Sure. Consider the graph where a = cost and c = capacity:
a=3,c=1
Ao----->oB
\ ^
\ /a=1,c=1
\/
/\
/ \a=1,c=1
/ v
Co----->oD
a=3,c=1
So there are obviously 2 possible max flows. One uses the horizontal edges and the other the diagonals.
For the flow along the horizontals, we have a residual graph:
a=-3,c=1
Ao<-----oB
\ ^
\ /a=1,c=1
\/
/\
/ \a=1,c=1
/ v
Co<-----oD
a=-3,c=1
Notice the cycle B->A->D->C with capacity 1 and cost -3 + 1 -3 + 1 = -4.
The intuitive explanation for this cycle is that every increase in flow of one unit going along the edges in the cycle - or conversely every decrease in flow going along its edges in the opposite direction - we will decrease total cost of flow by 4 because we will be substituting flow along the cheaper diagonal edges for flow along the comparatively expensive horizontal edges.
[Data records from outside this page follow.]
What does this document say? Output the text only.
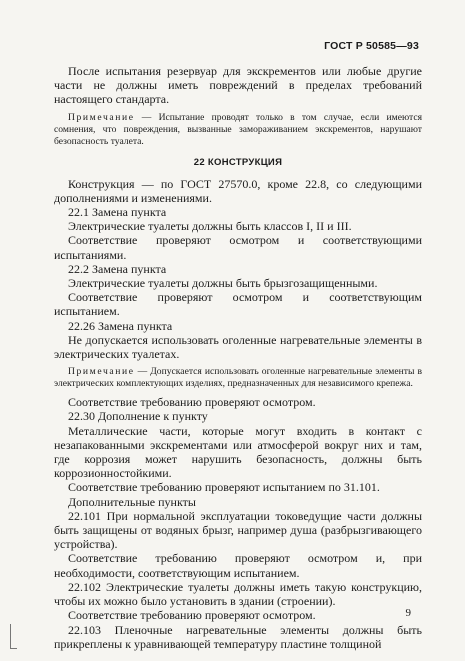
ГОСТ Р 50585—93

После испытания резервуар для экскрементов или любые другие части не должны иметь повреждений в пределах требований настоящего стандарта.

Примечание — Испытание проводят только в том случае, если имеются сомнения, что повреждения, вызванные замораживанием экскрементов, нарушают безопасность туалета.

22 КОНСТРУКЦИЯ

Конструкция — по ГОСТ 27570.0, кроме 22.8, со следующими дополнениями и изменениями.

22.1 Замена пункта

Электрические туалеты должны быть классов I, II и III.

Соответствие проверяют осмотром и соответствующими испытаниями.

22.2 Замена пункта

Электрические туалеты должны быть брызгозащищенными.

Соответствие проверяют осмотром и соответствующим испытанием.

22.26 Замена пункта

Не допускается использовать оголенные нагревательные элементы в электрических туалетах.

Примечание — Допускается использовать оголенные нагревательные элементы в электрических комплектующих изделиях, предназначенных для независимого крепежа.

Соответствие требованию проверяют осмотром.

22.30 Дополнение к пункту

Металлические части, которые могут входить в контакт с незапакованными экскрементами или атмосферой вокруг них и там, где коррозия может нарушить безопасность, должны быть коррозионностойкими.

Соответствие требованию проверяют испытанием по 31.101.

Дополнительные пункты

22.101 При нормальной эксплуатации токоведущие части должны быть защищены от водяных брызг, например душа (разбрызгивающего устройства).

Соответствие требованию проверяют осмотром и, при необходимости, соответствующим испытанием.

22.102 Электрические туалеты должны иметь такую конструкцию, чтобы их можно было установить в здании (строении).

Соответствие требованию проверяют осмотром.

22.103 Пленочные нагревательные элементы должны быть прикреплены к уравнивающей температуру пластине толщиной

9
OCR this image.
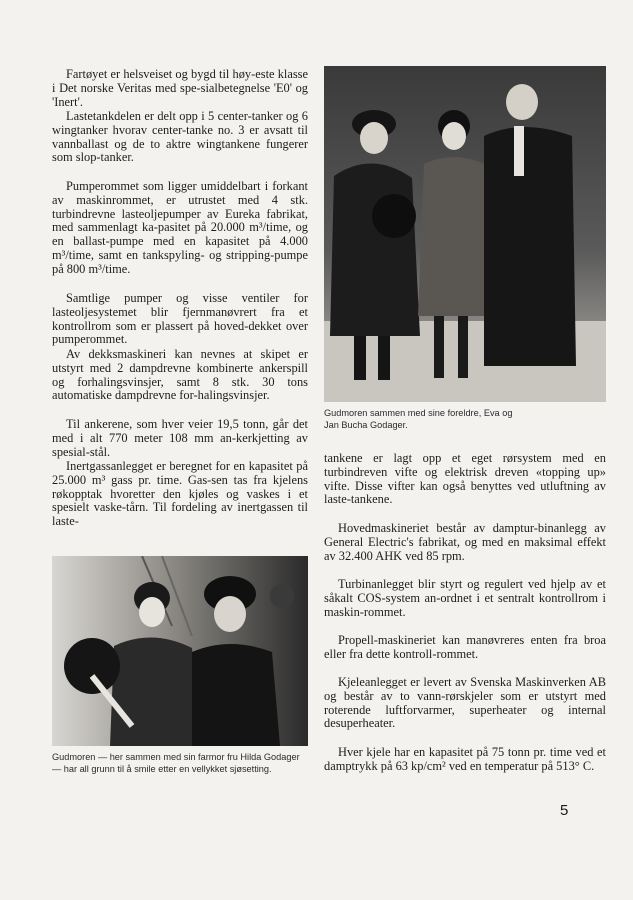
Fartøyet er helsveiset og bygd til høy-este klasse i Det norske Veritas med spe-sialbetegnelse 'E0' og 'Inert'.

Lastetankdelen er delt opp i 5 center-tanker og 6 wingtanker hvorav center-tanke no. 3 er avsatt til vannballast og de to aktre wingtankene fungerer som slop-tanker.

Pumperommet som ligger umiddelbart i forkant av maskinrommet, er utrustet med 4 stk. turbindrevne lasteoljepumper av Eureka fabrikat, med sammenlagt ka-pasitet på 20.000 m³/time, og en ballast-pumpe med en kapasitet på 4.000 m³/time, samt en tankspyling- og stripping-pumpe på 800 m³/time.

Samtlige pumper og visse ventiler for lasteoljesystemet blir fjernmanøvrert fra et kontrollrom som er plassert på hoved-dekket over pumperommet.

Av dekksmaskineri kan nevnes at skipet er utstyrt med 2 dampdrevne kombinerte ankerspill og forhalingsvinsjer, samt 8 stk. 30 tons automatiske dampdrevne for-halingsvinsjer.

Til ankerene, som hver veier 19,5 tonn, går det med i alt 770 meter 108 mm an-kerkjetting av spesial-stål.

Inertgassanlegget er beregnet for en kapasitet på 25.000 m³ gass pr. time. Gas-sen tas fra kjelens røkopptak hvoretter den kjøles og vaskes i et spesielt vaske-tårn. Til fordeling av inertgassen til laste-

Gudmoren sammen med sine foreldre, Eva og Jan Bucha Godager.

tankene er lagt opp et eget rørsystem med en turbindreven vifte og elektrisk dreven «topping up» vifte. Disse vifter kan også benyttes ved utluftning av laste-tankene.

Hovedmaskineriet består av damptur-binanlegg av General Electric's fabrikat, og med en maksimal effekt av 32.400 AHK ved 85 rpm.

Turbinanlegget blir styrt og regulert ved hjelp av et såkalt COS-system an-ordnet i et sentralt kontrollrom i maskin-rommet.

Propell-maskineriet kan manøvreres enten fra broa eller fra dette kontroll-rommet.

Kjeleanlegget er levert av Svenska Maskinverken AB og består av to vann-rørskjeler som er utstyrt med roterende luftforvarmer, superheater og internal desuperheater.

Hver kjele har en kapasitet på 75 tonn pr. time ved et damptrykk på 63 kp/cm² ved en temperatur på 513° C.

Gudmoren — her sammen med sin farmor fru Hilda Godager — har all grunn til å smile etter en vellykket sjøsetting.

5
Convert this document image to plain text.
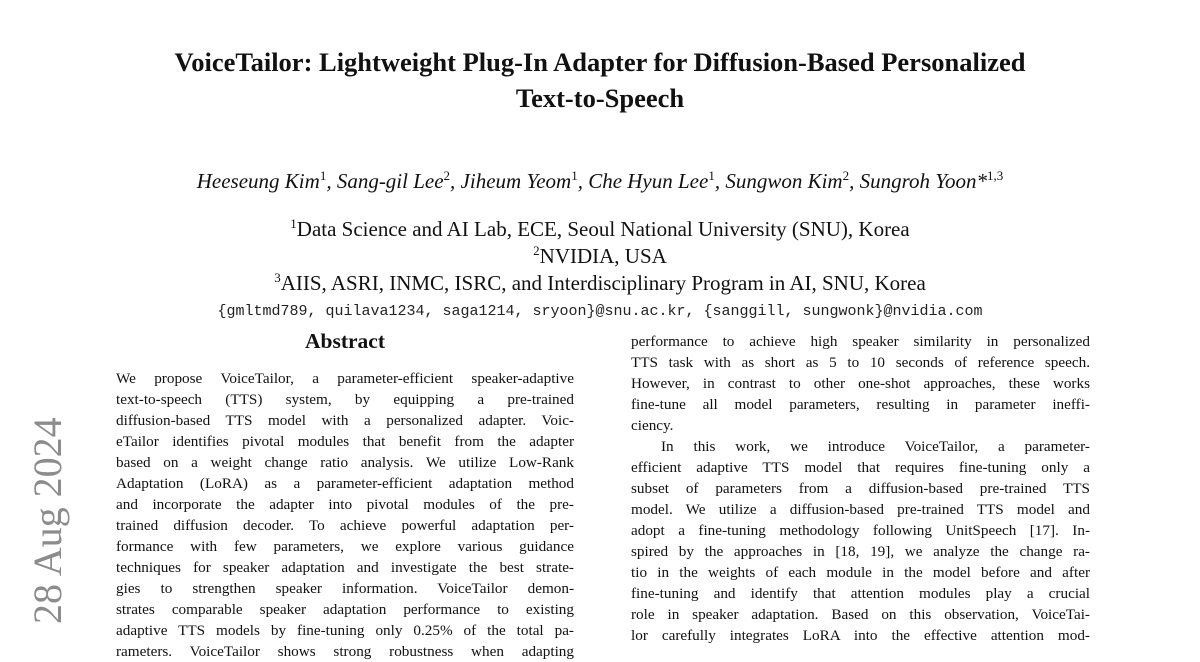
VoiceTailor: Lightweight Plug-In Adapter for Diffusion-Based Personalized
Text-to-Speech
Heeseung Kim$^1$, Sang-gil Lee$^2$, Jiheum Yeom$^1$, Che Hyun Lee$^1$, Sungwon Kim$^2$, Sungroh Yoon*$^{1,3}$
$^1$Data Science and AI Lab, ECE, Seoul National University (SNU), Korea
$^2$NVIDIA, USA
$^3$AIIS, ASRI, INMC, ISRC, and Interdisciplinary Program in AI, SNU, Korea
{gmltmd789, quilava1234, saga1214, sryoon}@snu.ac.kr, {sanggill, sungwonk}@nvidia.com
Abstract
We propose VoiceTailor, a parameter-efficient speaker-adaptive
text-to-speech (TTS) system, by equipping a pre-trained
diffusion-based TTS model with a personalized adapter. Voic-
eTailor identifies pivotal modules that benefit from the adapter
based on a weight change ratio analysis. We utilize Low-Rank
Adaptation (LoRA) as a parameter-efficient adaptation method
and incorporate the adapter into pivotal modules of the pre-
trained diffusion decoder. To achieve powerful adaptation per-
formance with few parameters, we explore various guidance
techniques for speaker adaptation and investigate the best strate-
gies to strengthen speaker information. VoiceTailor demon-
strates comparable speaker adaptation performance to existing
adaptive TTS models by fine-tuning only 0.25% of the total pa-
rameters. VoiceTailor shows strong robustness when adapting
performance to achieve high speaker similarity in personalized
TTS task with as short as 5 to 10 seconds of reference speech.
However, in contrast to other one-shot approaches, these works
fine-tune all model parameters, resulting in parameter ineffi-
ciency.
In this work, we introduce VoiceTailor, a parameter-
efficient adaptive TTS model that requires fine-tuning only a
subset of parameters from a diffusion-based pre-trained TTS
model. We utilize a diffusion-based pre-trained TTS model and
adopt a fine-tuning methodology following UnitSpeech [17]. In-
spired by the approaches in [18, 19], we analyze the change ra-
tio in the weights of each module in the model before and after
fine-tuning and identify that attention modules play a crucial
role in speaker adaptation. Based on this observation, VoiceTai-
lor carefully integrates LoRA into the effective attention mod-
28 Aug 2024
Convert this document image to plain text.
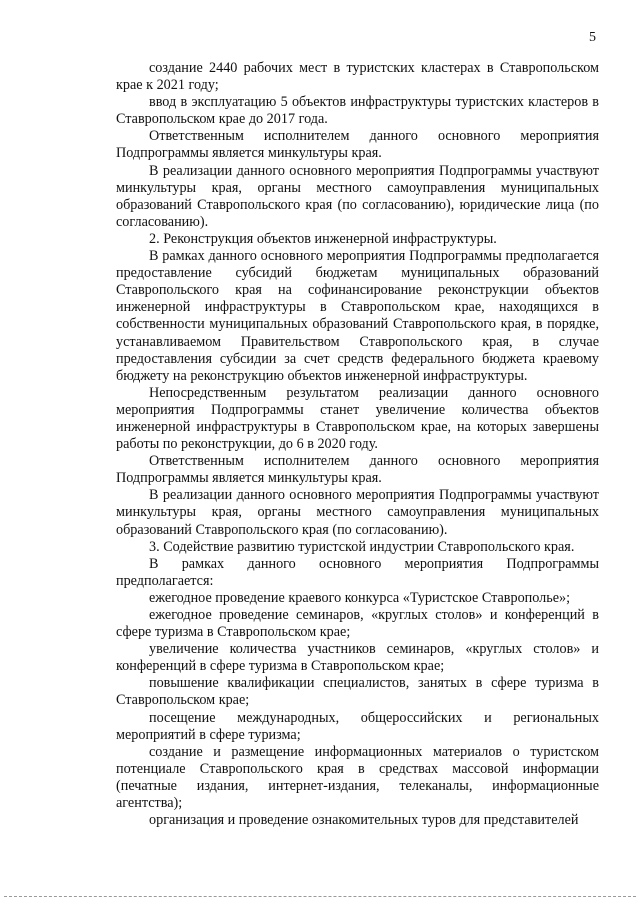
5

создание 2440 рабочих мест в туристских кластерах в Ставропольском крае к 2021 году;

ввод в эксплуатацию 5 объектов инфраструктуры туристских кластеров в Ставропольском крае до 2017 года.

Ответственным исполнителем данного основного мероприятия Подпрограммы является минкультуры края.

В реализации данного основного мероприятия Подпрограммы участвуют минкультуры края, органы местного самоуправления муниципальных образований Ставропольского края (по согласованию), юридические лица (по согласованию).

2. Реконструкция объектов инженерной инфраструктуры.

В рамках данного основного мероприятия Подпрограммы предполагается предоставление субсидий бюджетам муниципальных образований Ставропольского края на софинансирование реконструкции объектов инженерной инфраструктуры в Ставропольском крае, находящихся в собственности муниципальных образований Ставропольского края, в порядке, устанавливаемом Правительством Ставропольского края, в случае предоставления субсидии за счет средств федерального бюджета краевому бюджету на реконструкцию объектов инженерной инфраструктуры.

Непосредственным результатом реализации данного основного мероприятия Подпрограммы станет увеличение количества объектов инженерной инфраструктуры в Ставропольском крае, на которых завершены работы по реконструкции, до 6 в 2020 году.

Ответственным исполнителем данного основного мероприятия Подпрограммы является минкультуры края.

В реализации данного основного мероприятия Подпрограммы участвуют минкультуры края, органы местного самоуправления муниципальных образований Ставропольского края (по согласованию).

3. Содействие развитию туристской индустрии Ставропольского края.

В рамках данного основного мероприятия Подпрограммы предполагается:

ежегодное проведение краевого конкурса «Туристское Ставрополье»;

ежегодное проведение семинаров, «круглых столов» и конференций в сфере туризма в Ставропольском крае;

увеличение количества участников семинаров, «круглых столов» и конференций в сфере туризма в Ставропольском крае;

повышение квалификации специалистов, занятых в сфере туризма в Ставропольском крае;

посещение международных, общероссийских и региональных мероприятий в сфере туризма;

создание и размещение информационных материалов о туристском потенциале Ставропольского края в средствах массовой информации (печатные издания, интернет-издания, телеканалы, информационные агентства);

организация и проведение ознакомительных туров для представителей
In the augmenting path algorithm for min cost flow, we'd go ahead and push 1 unit of flow along this cycle and end up with a new, cheaper flow along the diagonals. This would provide the new residual graph:
a=3,c=1
Ao----->oB
^ /
\ /a=-1,c=1
\/
/\
/ \a=-1,c=1
v \
Co----->oD
a=3,c=1
Now the cycle is A->B->C->D and has cost 3 - 1 + 3 - 1 = 4, so the max flow along diagonals is a min cost max flow.